In the 2023-24 fiscal year, the budgetary support was approximately Rs 1.6 lakh crore, with a capital allocation of around Rs 2.45 lakh crore. The gross budgetary support increased to Rs 2.4 lakh crore, while the total capital allocation reached Rs 2.6 lakh crore.
Analyst expectations and focus on modernisation
Analysts anticipate a substantial increase in capital expenditure, reflecting the government’s heightened focus on modernising railways. Credit rating agency ICRA states, “We expect adequate allocations towards the infrastructure sectors such as roads, highways, and railways in 2024-25.” The government’s emphasis on developing and producing emerging technologies in the defence sector may also result in enhanced outlays for research and development.
Elara Capital analysts noted the government’s prioritisation of capital spending, particularly in railways, roads, and defence.

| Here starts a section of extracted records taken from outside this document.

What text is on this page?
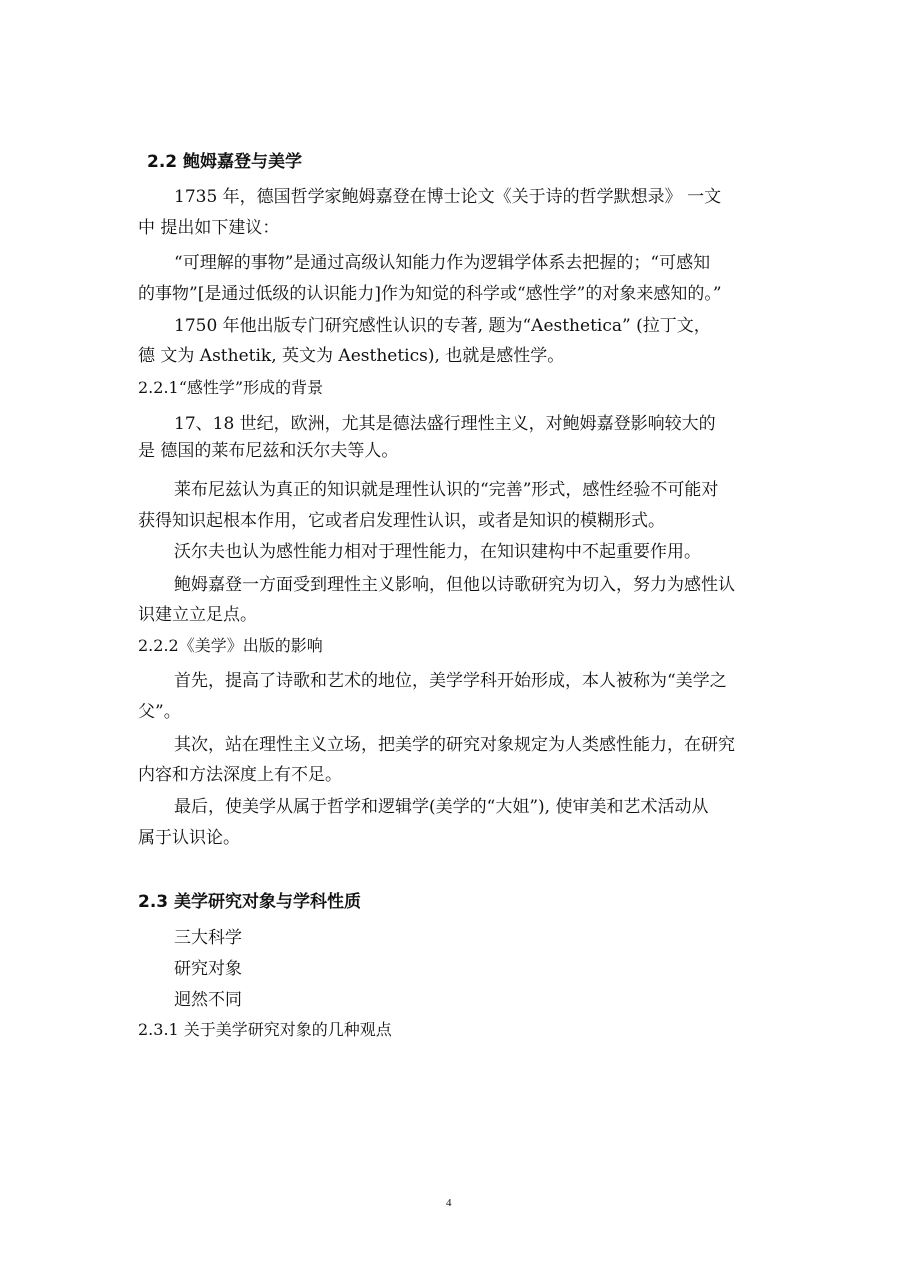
2.2 鲍姆嘉登与美学
1735 年，德国哲学家鲍姆嘉登在博士论文《关于诗的哲学默想录》 一文
中 提出如下建议：
“可理解的事物”是通过高级认知能力作为逻辑学体系去把握的；“可感知
的事物”[是通过低级的认识能力]作为知觉的科学或“感性学”的对象来感知的。”
1750 年他出版专门研究感性认识的专著, 题为“Aesthetica” (拉丁文，
德 文为 Asthetik, 英文为 Aesthetics), 也就是感性学。
2.2.1“感性学”形成的背景
17、18 世纪，欧洲，尤其是德法盛行理性主义，对鲍姆嘉登影响较大的
是 德国的莱布尼兹和沃尔夫等人。
莱布尼兹认为真正的知识就是理性认识的“完善”形式，感性经验不可能对
获得知识起根本作用，它或者启发理性认识，或者是知识的模糊形式。
沃尔夫也认为感性能力相对于理性能力，在知识建构中不起重要作用。
鲍姆嘉登一方面受到理性主义影响，但他以诗歌研究为切入，努力为感性认
识建立立足点。
2.2.2《美学》出版的影响
首先，提高了诗歌和艺术的地位，美学学科开始形成，本人被称为“美学之
父”。
其次，站在理性主义立场，把美学的研究对象规定为人类感性能力，在研究
内容和方法深度上有不足。
最后，使美学从属于哲学和逻辑学(美学的“大姐”), 使审美和艺术活动从
属于认识论。
2.3 美学研究对象与学科性质
三大科学
研究对象
迥然不同
2.3.1 关于美学研究对象的几种观点
4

This emphasis is expected to persist, albeit at a moderate pace, reflecting the government’s commitment to infrastructure development.
Expectations from the aviation sector
The aviation sector in India has experienced substantial growth, with the Ministry of Civil Aviation targeting a doubling of domestic air passenger traffic from 15 crore to 30 crore by 2030. The Union Budget 2023-24 included plans for the construction of fifty additional airports and heliports to enhance regional air connectivity.
Passenger traffic is expected to grow at a Compound Annual Growth Rate (CAGR) of 14 percent from FY 23-25. The share of passenger traffic at non-metro airports has increased from 32 percent in FY15 to 40 percent in FY23. The burgeoning middle and upper-middle class in tier-2 and tier-3 cities, coupled with a projected GDP growth of 6.5-7.0 percent, is anticipated to drive increased air travel.
Civil aviation players are hopeful for budgetary announcements that improve allocations for training institutes, address the gap between supply and demand, and provide tax relief on Aviation Turbine Fuel (ATF) for airline viability. Additionally, fiscal incentives for Research and Development (R&D) and manufacturing of Maintenance, Repair, and Overhaul (MRO) items in India under the Make in India campaign are anticipated.